Des rebelles du M23 dans le village de Karuba, dans l'est de la République démocratique du Congo. Photo : AFP / PHIL MOORE

Les combats entre les groupes armés locaux, les Wazalendo, et les rebelles du M23 ont pris une nouvelle ampleur depuis la soirée du lundi 7 avril, sur plusieurs sites du territoire de Kalehe, au Sud-Kivu, dans l’est de la République Démocratique du Congo. Des villages comme Bushaku, Katale, Kafufula, et Lemera ont été le théâtre de violents affrontements, semant la panique parmi les populations locales.

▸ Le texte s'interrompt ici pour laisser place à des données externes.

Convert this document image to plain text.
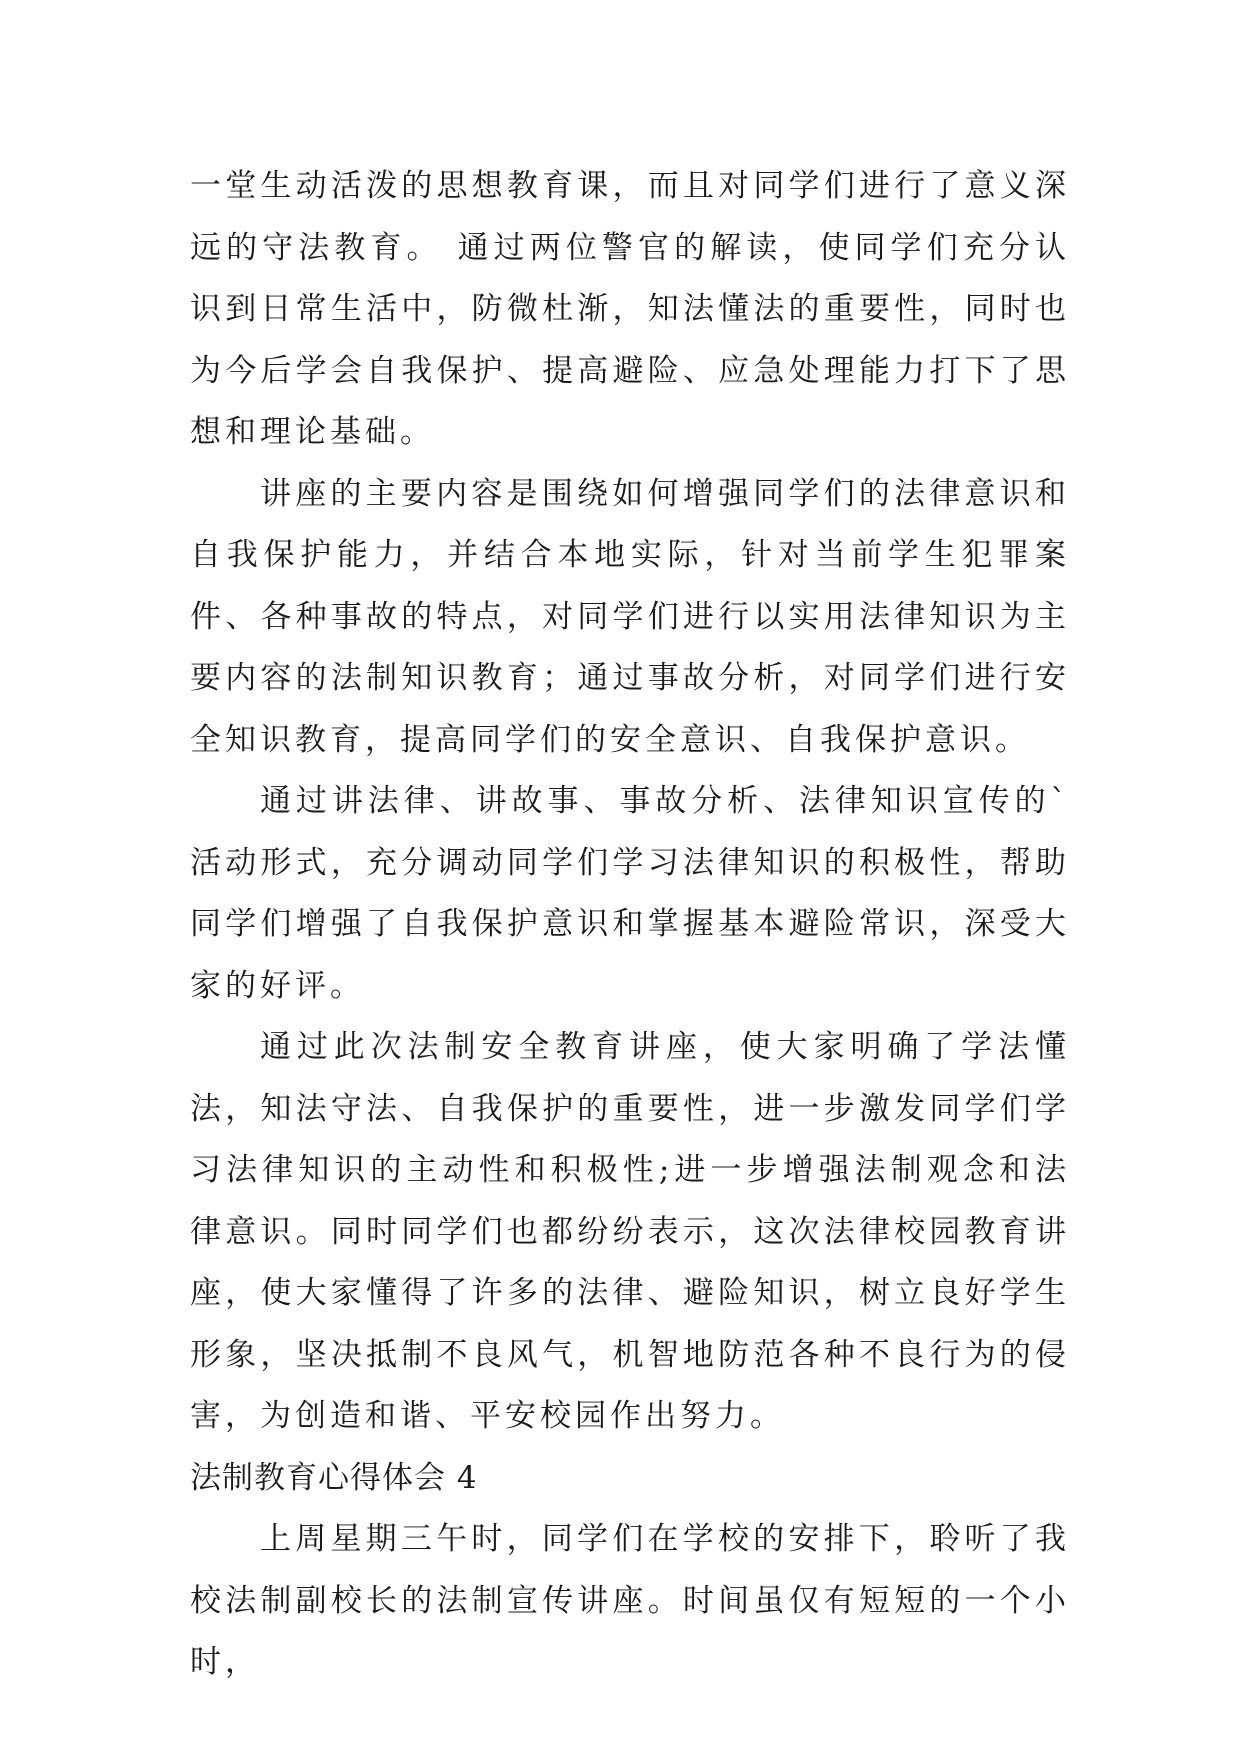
一堂生动活泼的思想教育课，而且对同学们进行了意义深远的守法教育。 通过两位警官的解读，使同学们充分认识到日常生活中，防微杜渐，知法懂法的重要性，同时也为今后学会自我保护、提高避险、应急处理能力打下了思想和理论基础。

讲座的主要内容是围绕如何增强同学们的法律意识和自我保护能力，并结合本地实际，针对当前学生犯罪案件、各种事故的特点，对同学们进行以实用法律知识为主要内容的法制知识教育；通过事故分析，对同学们进行安全知识教育，提高同学们的安全意识、自我保护意识。

通过讲法律、讲故事、事故分析、法律知识宣传的`活动形式，充分调动同学们学习法律知识的积极性，帮助同学们增强了自我保护意识和掌握基本避险常识，深受大家的好评。

通过此次法制安全教育讲座，使大家明确了学法懂法，知法守法、自我保护的重要性，进一步激发同学们学习法律知识的主动性和积极性;进一步增强法制观念和法律意识。同时同学们也都纷纷表示，这次法律校园教育讲座，使大家懂得了许多的法律、避险知识，树立良好学生形象，坚决抵制不良风气，机智地防范各种不良行为的侵害，为创造和谐、平安校园作出努力。

法制教育心得体会 4

上周星期三午时，同学们在学校的安排下，聆听了我校法制副校长的法制宣传讲座。时间虽仅有短短的一个小时，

Les Wazalendo repoussent les M23 à Bushaku

Les Wazalendo, un groupe de résistants autochtones, ont récemment réussi à repousser les forces du M23 à Bushaku. Selon une source locale, la situation reste tendue, et la crainte est forte que les rebelles ne progressent vers la route principale pour poursuivre leur offensive. « La situation est compliquée et confuse dans plusieurs localités du territoire de Kalehe », a témoigné un habitant de la région. « La population craint que les combats n’atteignent d’autres zones sensibles« , a-t-il ajouté.

Impact direct sur les écoles et la population

Ces affrontements ont des conséquences directes sur la vie quotidienne. Les écoles ont été fermées à Kalehe Centre et à Ihusi, où élèves et écoliers ont été renvoyés par mesure de sécurité. « Les élèves ont été renvoyés par crainte des combats », a précisé un résident d’Ihusi. La société civile rapporte également de violents combats à Katale et Kafufula, où des milliers de personnes tentent de fuir vers la localité de Tushunguti pour échapper à l’escalade des violences.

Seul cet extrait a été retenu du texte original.